After 30 years, it is timely to reflect on the ongoing significance, in political and legal terms, of these two ground-breaking cases; yet also to review the complex ways in which the cases are remembered or understood as turning points. Two symposia hosted at the Melbourne Law School commemorated these anniversaries and the proceedings will be published in two special issues of the Griffith Law Review.
These symposia placed the cases into conversation with each other for the first time, opening new ways of approaching and writing about law’s authority and narratives as constitutive of an evolving Australian national identity into the 21st century.

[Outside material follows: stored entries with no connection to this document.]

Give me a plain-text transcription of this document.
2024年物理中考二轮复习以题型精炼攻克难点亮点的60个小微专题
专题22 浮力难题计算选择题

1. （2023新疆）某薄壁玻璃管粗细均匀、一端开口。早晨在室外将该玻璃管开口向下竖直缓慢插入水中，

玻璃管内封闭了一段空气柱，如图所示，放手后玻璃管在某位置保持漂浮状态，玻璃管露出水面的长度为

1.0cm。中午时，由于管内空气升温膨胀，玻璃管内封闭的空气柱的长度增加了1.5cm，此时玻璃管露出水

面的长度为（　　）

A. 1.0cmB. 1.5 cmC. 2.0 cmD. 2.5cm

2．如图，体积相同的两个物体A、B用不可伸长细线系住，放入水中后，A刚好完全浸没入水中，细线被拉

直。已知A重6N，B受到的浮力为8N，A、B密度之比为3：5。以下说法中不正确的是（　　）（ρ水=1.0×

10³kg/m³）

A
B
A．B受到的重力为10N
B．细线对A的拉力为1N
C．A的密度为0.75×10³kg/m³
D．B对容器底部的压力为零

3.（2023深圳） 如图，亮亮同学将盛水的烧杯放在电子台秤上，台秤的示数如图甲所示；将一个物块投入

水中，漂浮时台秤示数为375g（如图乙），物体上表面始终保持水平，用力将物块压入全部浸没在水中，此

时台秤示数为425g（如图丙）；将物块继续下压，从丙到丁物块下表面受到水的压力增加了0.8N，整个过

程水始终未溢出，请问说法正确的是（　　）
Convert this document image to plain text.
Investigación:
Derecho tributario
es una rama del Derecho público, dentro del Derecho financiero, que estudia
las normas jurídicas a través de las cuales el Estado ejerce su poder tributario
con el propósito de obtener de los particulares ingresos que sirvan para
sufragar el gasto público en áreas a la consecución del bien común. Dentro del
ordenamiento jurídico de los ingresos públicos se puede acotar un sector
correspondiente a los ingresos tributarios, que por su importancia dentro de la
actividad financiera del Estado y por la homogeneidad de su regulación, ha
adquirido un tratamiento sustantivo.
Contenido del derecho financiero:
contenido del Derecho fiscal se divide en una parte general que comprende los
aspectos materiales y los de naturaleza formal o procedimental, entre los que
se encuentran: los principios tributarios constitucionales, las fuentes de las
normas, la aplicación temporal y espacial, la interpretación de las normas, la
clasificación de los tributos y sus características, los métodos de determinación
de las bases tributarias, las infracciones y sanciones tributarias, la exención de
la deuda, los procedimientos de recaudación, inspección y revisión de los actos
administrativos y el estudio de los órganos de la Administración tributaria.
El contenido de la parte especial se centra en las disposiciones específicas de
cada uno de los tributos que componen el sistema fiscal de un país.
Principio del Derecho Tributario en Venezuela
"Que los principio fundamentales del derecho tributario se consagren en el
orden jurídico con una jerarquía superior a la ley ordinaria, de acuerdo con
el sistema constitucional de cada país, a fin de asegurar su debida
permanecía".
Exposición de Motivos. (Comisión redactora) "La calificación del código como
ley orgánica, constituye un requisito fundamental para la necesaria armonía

The legal themes we explored in these symposia, and which will appear in the forthcoming issues of GLR, relate to the interaction of constitutional and international law, the growth of federal power, constitutional meaning and constitutional change and the impact of those considerations on indigenous Australians and the formation of Australian law and jurisprudence in our own time as a consequence of these developments 30 years ago.
The symposia brought together jurists, lawyers, judges, advocates, historians, activists and combined insights from legal, political, historical, and autobiographical perspectives. We also explored dimensions of those themes from other perspectives, such as how race and environment operate in relation to each other; the nature of political activism in Australia and transnationally, in the 1970s and 1980s; and how and to what extent that activism turned political questions into questions that law had to answer. We also considered how the local contexts of Tasmania and Queensland, with specific and different cultural and political histories of state authority, race and the environment, interrupt the expected historical and legal narratives of what the cases signify.
By reflecting on the Koowarta and Tasmanian Dam cases separately, we sought to capture memories of how and why these decisions assumed importance in their own time, as well as to offer counter memorialising about what the cases as legal landmarks may forget. We aimed to commemorate Koowarta and Dams by rendering complex their continued significance for Australian law and politics.
Ann Genovese is a Senior Lecturer at Melbourne Law School
AGLC3 Citation: Ann Genovese, ‘Turning Points in the High Court: Remembering the Koowarta and Tasmanian Dam Cases’ on Opinions on High (1 August 2013) <https://blogs.unimelb.edu.au/opinionsonhigh/2013/08/01/genovese-turning-points-koowarta-tasmanian-dam>.
The ‘Turning Points: Remembering Koowarta v Bjelke-Petersen (1982) 153 CLR 16’ was held on Friday 11 May 2012. The ‘Turning Points: Remembering Commonwealth v Tasmania (1983) 158 CLR 1’ symposium was held on 28 June 2013. Both symposia were convened by Dr Ann Genovese at Melbourne Law School and were co-hosted by the Institute for International Law and the Humanities (IILAH), the Centre for Comparative Constitutional Studies (CCCS), and the Centre for Resources Energy and Environmental Law (CREEL).